Longtemps, les jeunes ont été les chouchous des recruteurs. Mais 'la grande démission' à laquelle est confrontée l’hôtellerie-restauration rebat les cartes et signe le retour en grâce des seniors. “Il y a peu encore, les employeurs nourrissaient des préjugés à leur égard : le manque de flexibilité, l’inadaptation aux nouvelles technologies, une santé potentiellement plus fragile, le coût… Mais depuis la fin du troisième confinement, de nombreux secteurs confrontés à des difficultés de recrutement se tournent vers les seniors. Nous avons même placé des cuisiniers de près de 70 ans”, confirme Jean-Emmanuel Roux, dirigeant-fondateur de TeePy Job, plateforme de recrutement et d’emploi des 50 ans et plus.
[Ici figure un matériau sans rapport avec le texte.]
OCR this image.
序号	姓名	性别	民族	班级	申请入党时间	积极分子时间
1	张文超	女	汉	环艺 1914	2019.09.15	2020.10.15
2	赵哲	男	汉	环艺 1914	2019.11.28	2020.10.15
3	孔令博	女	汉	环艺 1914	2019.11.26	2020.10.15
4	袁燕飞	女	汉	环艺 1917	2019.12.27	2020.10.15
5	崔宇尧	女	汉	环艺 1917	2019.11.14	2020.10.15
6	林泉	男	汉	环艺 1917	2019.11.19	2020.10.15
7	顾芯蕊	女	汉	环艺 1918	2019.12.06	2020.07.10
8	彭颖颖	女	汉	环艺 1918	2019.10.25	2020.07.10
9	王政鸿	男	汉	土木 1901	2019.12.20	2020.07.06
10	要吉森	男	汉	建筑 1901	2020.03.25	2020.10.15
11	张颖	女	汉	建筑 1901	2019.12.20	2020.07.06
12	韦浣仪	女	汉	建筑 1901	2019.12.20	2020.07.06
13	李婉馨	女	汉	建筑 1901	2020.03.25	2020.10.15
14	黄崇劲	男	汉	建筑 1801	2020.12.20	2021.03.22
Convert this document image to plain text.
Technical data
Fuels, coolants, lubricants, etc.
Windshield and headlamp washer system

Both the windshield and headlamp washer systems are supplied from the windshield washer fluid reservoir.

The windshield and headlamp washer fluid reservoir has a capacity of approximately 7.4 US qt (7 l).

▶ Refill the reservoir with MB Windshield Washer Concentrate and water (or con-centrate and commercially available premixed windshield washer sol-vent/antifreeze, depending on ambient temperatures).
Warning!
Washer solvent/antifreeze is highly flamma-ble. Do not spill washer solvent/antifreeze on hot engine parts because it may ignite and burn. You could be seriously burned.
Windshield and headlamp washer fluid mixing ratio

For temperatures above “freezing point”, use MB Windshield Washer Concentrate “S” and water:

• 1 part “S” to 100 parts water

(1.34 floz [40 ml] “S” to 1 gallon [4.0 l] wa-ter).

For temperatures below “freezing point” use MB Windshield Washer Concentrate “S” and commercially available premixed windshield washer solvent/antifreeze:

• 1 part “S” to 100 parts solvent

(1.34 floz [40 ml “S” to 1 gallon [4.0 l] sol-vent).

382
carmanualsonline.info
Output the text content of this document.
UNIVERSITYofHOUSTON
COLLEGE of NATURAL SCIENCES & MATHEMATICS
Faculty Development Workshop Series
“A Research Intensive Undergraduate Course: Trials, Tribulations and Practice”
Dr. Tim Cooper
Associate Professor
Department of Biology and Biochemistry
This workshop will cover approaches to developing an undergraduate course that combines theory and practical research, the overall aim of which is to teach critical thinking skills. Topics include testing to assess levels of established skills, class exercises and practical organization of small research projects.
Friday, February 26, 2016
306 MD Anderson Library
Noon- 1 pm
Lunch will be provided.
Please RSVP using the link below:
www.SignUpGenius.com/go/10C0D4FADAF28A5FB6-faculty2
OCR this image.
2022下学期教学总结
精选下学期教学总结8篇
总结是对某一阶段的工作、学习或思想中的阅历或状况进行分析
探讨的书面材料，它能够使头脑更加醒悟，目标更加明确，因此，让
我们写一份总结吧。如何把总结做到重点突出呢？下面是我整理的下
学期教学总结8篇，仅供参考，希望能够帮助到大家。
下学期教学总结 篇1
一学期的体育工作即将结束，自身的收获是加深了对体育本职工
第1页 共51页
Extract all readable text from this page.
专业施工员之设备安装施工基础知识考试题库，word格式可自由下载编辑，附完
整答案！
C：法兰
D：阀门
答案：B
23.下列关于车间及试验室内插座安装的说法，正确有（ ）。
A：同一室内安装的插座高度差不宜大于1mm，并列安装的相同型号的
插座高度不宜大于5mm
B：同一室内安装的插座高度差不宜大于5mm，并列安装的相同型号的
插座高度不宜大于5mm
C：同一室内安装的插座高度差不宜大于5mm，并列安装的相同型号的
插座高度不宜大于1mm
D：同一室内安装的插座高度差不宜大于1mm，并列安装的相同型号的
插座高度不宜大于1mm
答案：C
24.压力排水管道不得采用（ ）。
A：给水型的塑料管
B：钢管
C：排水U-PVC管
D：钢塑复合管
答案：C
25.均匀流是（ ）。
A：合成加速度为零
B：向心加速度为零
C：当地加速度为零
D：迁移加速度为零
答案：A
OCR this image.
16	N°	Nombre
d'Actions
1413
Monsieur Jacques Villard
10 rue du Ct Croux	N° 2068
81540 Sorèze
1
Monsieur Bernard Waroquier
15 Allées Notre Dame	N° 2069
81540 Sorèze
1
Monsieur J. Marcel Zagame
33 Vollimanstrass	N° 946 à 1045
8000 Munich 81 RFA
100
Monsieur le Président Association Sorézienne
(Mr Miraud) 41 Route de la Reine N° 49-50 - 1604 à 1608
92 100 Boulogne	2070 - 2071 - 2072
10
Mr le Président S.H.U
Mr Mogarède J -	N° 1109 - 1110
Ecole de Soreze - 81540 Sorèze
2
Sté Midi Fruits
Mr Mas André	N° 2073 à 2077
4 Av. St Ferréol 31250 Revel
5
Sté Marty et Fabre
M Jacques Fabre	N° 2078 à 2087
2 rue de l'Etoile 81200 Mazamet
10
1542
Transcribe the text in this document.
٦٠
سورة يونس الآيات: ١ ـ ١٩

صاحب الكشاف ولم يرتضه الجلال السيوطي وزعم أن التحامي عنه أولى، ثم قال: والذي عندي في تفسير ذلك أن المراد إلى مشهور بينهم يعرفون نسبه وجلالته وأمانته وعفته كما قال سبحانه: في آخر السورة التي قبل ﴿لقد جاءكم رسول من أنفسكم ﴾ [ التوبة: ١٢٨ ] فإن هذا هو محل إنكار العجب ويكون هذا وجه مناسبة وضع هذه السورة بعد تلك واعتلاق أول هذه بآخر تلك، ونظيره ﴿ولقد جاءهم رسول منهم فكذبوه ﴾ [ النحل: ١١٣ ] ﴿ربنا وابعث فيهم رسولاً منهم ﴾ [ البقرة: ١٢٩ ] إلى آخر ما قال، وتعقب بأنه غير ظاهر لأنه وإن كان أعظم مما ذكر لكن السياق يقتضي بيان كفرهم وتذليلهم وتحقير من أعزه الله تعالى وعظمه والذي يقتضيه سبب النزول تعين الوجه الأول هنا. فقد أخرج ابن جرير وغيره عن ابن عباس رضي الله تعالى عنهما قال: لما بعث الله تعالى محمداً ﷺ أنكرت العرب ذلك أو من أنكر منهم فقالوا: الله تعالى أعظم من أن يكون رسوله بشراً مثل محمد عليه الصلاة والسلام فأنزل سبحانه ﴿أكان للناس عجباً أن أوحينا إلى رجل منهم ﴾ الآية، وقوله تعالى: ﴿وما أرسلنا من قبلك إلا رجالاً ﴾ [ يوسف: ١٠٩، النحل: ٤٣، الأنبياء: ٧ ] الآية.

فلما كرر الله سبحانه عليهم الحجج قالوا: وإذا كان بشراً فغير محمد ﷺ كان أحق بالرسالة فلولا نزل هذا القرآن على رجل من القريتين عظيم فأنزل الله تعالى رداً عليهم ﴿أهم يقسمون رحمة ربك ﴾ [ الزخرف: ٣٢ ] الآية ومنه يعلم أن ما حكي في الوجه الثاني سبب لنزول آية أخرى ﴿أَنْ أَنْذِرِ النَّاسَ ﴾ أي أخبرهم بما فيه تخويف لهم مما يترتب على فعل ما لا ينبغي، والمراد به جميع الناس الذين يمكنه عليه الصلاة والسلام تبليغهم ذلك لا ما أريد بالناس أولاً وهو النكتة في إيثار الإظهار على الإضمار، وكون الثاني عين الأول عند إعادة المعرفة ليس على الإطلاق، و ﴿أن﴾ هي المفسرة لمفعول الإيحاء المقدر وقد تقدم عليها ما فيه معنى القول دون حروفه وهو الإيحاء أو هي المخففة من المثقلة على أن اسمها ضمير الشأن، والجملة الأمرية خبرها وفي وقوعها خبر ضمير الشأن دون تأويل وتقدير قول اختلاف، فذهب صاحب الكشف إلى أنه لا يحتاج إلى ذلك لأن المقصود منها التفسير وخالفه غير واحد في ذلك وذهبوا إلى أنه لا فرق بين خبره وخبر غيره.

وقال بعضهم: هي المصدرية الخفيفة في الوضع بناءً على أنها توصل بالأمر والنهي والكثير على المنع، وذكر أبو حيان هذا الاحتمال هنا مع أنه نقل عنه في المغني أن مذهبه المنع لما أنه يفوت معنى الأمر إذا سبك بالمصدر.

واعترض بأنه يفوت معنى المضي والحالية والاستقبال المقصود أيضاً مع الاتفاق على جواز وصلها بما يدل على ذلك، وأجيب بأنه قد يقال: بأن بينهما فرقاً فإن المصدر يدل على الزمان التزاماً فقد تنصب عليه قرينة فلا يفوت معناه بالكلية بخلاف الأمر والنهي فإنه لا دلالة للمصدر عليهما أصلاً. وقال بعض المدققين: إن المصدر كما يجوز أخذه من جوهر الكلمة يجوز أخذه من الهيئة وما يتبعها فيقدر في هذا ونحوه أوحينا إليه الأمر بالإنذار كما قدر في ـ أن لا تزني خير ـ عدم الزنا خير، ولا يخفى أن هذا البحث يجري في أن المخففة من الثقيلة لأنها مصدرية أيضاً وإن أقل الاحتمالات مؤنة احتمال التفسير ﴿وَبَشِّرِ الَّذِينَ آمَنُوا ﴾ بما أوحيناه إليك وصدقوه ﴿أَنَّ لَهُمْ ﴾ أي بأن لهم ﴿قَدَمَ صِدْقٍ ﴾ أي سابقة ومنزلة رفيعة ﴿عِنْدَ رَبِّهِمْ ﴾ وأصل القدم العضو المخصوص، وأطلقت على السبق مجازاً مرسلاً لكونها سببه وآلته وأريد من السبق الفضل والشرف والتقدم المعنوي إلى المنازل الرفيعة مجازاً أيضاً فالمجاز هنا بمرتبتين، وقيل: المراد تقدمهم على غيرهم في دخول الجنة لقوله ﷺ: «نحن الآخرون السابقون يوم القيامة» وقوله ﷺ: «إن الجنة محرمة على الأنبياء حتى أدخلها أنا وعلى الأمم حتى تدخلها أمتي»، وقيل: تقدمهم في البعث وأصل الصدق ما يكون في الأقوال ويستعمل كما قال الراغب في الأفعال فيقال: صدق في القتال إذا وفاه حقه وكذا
À Nice, Frédéric Ghintran, gérant de deux établissements (la brasserie Felix Faure et le restaurant Oscar), a ainsi recruté trois seniors - l’un en cuisine, l’autre en salle et le troisième au poste d’économe. “On a eu beau revaloriser les salaires, installer des pointeuses, instaurer deux jours de congé par semaine... Rien n’y fait. Les recrutements sont compliqués. Je pense que la restauration continue d’avoir mauvaise presse, à cause des pratiques du passé”, raconte-t-il. Le restaurateur poste alors un message sur les réseaux sociaux. “Nous avons reçu de nombreux appels pour ces CDD saisonniers à temps partiel, mais beaucoup de candidats n’avaient pas les qualités requises, et on n’a pas le temps de les former. On a choisi ceux qui sont du métier et qui sont directement opérationnels. Les seniors connaissent les codes de l’entreprise, ils respectent les horaires, ils sont propres et polis… Des codes que, malheureusement, on a de plus en plus de mal à faire appliquer. Leur rythme est moins élevé qu’une personne plus jeune, mais c’est compensé par l’expérience”, précise-t-il.
L'atout du savoir-être
De son côté, Muriel Lacroix-Pringarbe, directrice générale du groupe Rose de la Morinière, recense une quinzaine de seniors dans ses équipes (soit le tiers des effectifs). “À Cholet, c’est quasiment le plein emploi. Le seul vivier, ce sont les plus de cinquante ans”, constate-t-elle, ce qui l’a poussée à organiser, en partenariat avec le Medef local et la mairie, un job dating spécial senior en juin dernier. “Nous avons cinq établissements : l’hôtel Château de La Morinière, la Brasserie du théâtre à Chemillé, Maison gourmande en centre-ville de Cholet, La Pergola dans le parc de Moine et le Restaurant du golf à Cholet. Pour ce type d’adresses, les recrutements de seniors s’avèrent réussis, en harmonie avec la clientèle. Les seniors sont des personnes rassurantes, pour les clients et pour les employeurs. Ils ne rechignent pas devant certains horaires, ils ont l’intelligence des situations. Ils incarnent des valeurs qu’on recherche et qui sont précieuses. Un savoir-être qu’ils peuvent transmettre aux jeunes de l’équipe. On est surpris par leur sur-motivation, si bien que nous avons embauché certaines personnes en reconversion, sans expérience de nos métiers, mais qui avaient un très bon savoir-être. Le savoir-faire est plus simple à enseigner que le savoir-être”, constate l’employeuse.
Des rythmes adaptés
Les seniors, généralement plus stables que les jeunes générations friandes de nouvelles expériences, réduisent le taux de turn-over des entreprises. Ils sont prêts à y finir leur carrière. En revanche, leur rythme de travail doit souvent subir des adaptations. “Le quinquagénaire recherchera idéalement un temps plein. Le retraité actif préfèrera un temps partiel, pour un cumul emploi-retraite. Certains postes pourront alors être divisés en deux ou trois, afin de créer des contrats aux horaires allégés”, note Jean-Emmanuel Roux. Pour ce dernier, le seul frein actuel n’est donc plus du côté des employeurs, mais plutôt “chez les seniors qui, parfois, n’osent plus postuler en raison de leur âge”.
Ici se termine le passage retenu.